Deixemos de ser Povo, Passemos a Ser Cidadãos!


Poucos países apresentam um contraste tão acentuado entre o potencial económico e a situação do seu povo.
É notável o conjunto de recursos de Angola: Petróleo, diamantes, muitos outros minerais, terra em abundância e um clima geralmente favorável, além de enormes recursos hidroeléctricos (…)
Fossem esses recursos devidamente aproveitados, a economia de Angola estaria entre as mais dinâmicas do mundo em desenvolvimento e o seu povo entre os mais bem alimentados, educados e saudáveis do continente africano

TONY HODGES


Mudança, mudança, mudança… É o grito que mais ecoa do seio da nossa geração. Só que muitos de nós continuam a espera de sinais de mudança vindos da parte dos nossos governantes. Exigem que os governantes mudem! Mas a grande verdade é que esses dirigentes que conhecemos desde a nossa infância já não mudam mais. Porquê? Porque eles estruturaram as suas longas carreiras políticas em torno da ideia segundo a qual o Povo angolano não passa de um aglomerado amorfo de pessoas cegas e ignorantes que nada percebem dos problemas do País, não sabem o que se passa no mundo e incapazes de avaliarem os seus actos de gestão governativa.

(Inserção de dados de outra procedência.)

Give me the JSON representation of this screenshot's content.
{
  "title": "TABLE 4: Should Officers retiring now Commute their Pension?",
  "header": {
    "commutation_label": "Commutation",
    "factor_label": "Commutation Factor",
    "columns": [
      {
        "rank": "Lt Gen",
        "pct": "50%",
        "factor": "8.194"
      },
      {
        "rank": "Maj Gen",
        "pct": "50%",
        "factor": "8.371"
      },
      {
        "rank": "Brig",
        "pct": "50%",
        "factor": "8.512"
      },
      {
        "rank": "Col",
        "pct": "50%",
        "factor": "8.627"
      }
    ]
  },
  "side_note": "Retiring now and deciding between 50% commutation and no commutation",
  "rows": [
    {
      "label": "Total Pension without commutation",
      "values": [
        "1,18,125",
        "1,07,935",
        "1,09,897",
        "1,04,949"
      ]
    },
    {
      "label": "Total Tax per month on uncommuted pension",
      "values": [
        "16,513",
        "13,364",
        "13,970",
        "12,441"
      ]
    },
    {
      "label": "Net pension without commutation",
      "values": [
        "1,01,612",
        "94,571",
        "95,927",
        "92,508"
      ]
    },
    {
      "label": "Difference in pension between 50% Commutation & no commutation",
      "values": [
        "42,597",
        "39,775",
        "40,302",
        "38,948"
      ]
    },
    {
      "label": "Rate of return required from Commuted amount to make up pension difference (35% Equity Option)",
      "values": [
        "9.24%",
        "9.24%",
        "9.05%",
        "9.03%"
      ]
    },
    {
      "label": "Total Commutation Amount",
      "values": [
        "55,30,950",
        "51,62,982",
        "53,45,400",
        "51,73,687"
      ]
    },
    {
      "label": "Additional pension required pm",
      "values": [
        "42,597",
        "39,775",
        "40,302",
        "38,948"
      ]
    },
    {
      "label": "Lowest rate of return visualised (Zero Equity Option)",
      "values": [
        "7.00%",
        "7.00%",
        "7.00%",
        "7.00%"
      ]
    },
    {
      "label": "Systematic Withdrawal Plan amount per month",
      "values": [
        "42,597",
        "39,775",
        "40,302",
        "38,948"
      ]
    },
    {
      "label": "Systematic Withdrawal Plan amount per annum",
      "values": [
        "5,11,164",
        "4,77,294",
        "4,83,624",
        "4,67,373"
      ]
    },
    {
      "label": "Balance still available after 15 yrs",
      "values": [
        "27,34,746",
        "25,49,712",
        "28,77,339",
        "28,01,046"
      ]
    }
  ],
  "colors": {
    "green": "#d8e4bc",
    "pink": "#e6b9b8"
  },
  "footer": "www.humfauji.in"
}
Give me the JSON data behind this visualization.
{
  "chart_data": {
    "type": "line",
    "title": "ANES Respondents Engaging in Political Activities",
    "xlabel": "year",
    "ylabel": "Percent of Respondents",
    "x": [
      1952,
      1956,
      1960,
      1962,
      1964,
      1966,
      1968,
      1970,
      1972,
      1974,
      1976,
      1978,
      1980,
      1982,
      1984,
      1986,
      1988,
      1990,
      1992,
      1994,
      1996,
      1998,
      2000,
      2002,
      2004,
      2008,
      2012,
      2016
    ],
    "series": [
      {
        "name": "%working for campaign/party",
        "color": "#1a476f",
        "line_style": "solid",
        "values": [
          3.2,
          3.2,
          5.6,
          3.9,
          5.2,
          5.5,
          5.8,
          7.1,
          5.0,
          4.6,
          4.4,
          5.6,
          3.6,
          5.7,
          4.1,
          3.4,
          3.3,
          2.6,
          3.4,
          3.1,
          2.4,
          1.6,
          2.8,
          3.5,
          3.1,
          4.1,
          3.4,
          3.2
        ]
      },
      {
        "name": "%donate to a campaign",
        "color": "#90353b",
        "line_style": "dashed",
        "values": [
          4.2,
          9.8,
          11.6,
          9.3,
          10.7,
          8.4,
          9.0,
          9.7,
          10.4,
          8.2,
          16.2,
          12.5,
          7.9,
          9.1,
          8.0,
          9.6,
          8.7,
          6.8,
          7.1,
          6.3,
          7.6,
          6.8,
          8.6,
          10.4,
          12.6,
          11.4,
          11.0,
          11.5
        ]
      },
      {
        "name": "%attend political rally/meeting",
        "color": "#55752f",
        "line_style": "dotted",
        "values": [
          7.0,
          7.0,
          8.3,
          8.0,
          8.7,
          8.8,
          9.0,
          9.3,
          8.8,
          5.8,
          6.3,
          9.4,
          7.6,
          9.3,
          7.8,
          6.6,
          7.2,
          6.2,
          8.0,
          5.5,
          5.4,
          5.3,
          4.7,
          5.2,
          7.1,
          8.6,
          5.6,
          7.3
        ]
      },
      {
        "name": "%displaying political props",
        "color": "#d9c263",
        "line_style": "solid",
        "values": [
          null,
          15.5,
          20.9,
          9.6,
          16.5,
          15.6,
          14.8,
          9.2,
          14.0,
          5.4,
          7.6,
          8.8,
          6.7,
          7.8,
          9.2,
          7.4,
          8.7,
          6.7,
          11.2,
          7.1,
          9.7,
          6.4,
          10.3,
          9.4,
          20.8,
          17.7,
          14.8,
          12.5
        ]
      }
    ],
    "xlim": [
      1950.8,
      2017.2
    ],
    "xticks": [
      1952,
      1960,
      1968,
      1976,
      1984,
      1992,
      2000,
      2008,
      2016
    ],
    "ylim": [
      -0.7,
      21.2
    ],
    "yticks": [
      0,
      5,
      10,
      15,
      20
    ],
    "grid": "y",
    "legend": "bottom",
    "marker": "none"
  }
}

Por isso, a mudança que pode influenciar, positivamente, o novo rumo de Angola tem de partir de nós. Somos nós que temos de mudar. Ou como reza uma estrofe do poema Depressa, de Agostinho Neto: «Não esperemos os heróis/ Sejamos nós os heróis/ Unindo as nossas vozes e os nossos braços/Cada um no seu dever»

S. Paulo escreveu na 1ª Carta aos Coríntios a seguinte passagem: «No tempo em que eu era criança, falava como criança, sentia como criança, raciocinava como criança. Mas, quando me tornei homem, eliminei as coisas de crianças» (1 COR. 13, 11). É nisso que consiste a nossa mudança. E a primeira etapa desse processo de mudança deve incidir na desintoxicação da propaganda.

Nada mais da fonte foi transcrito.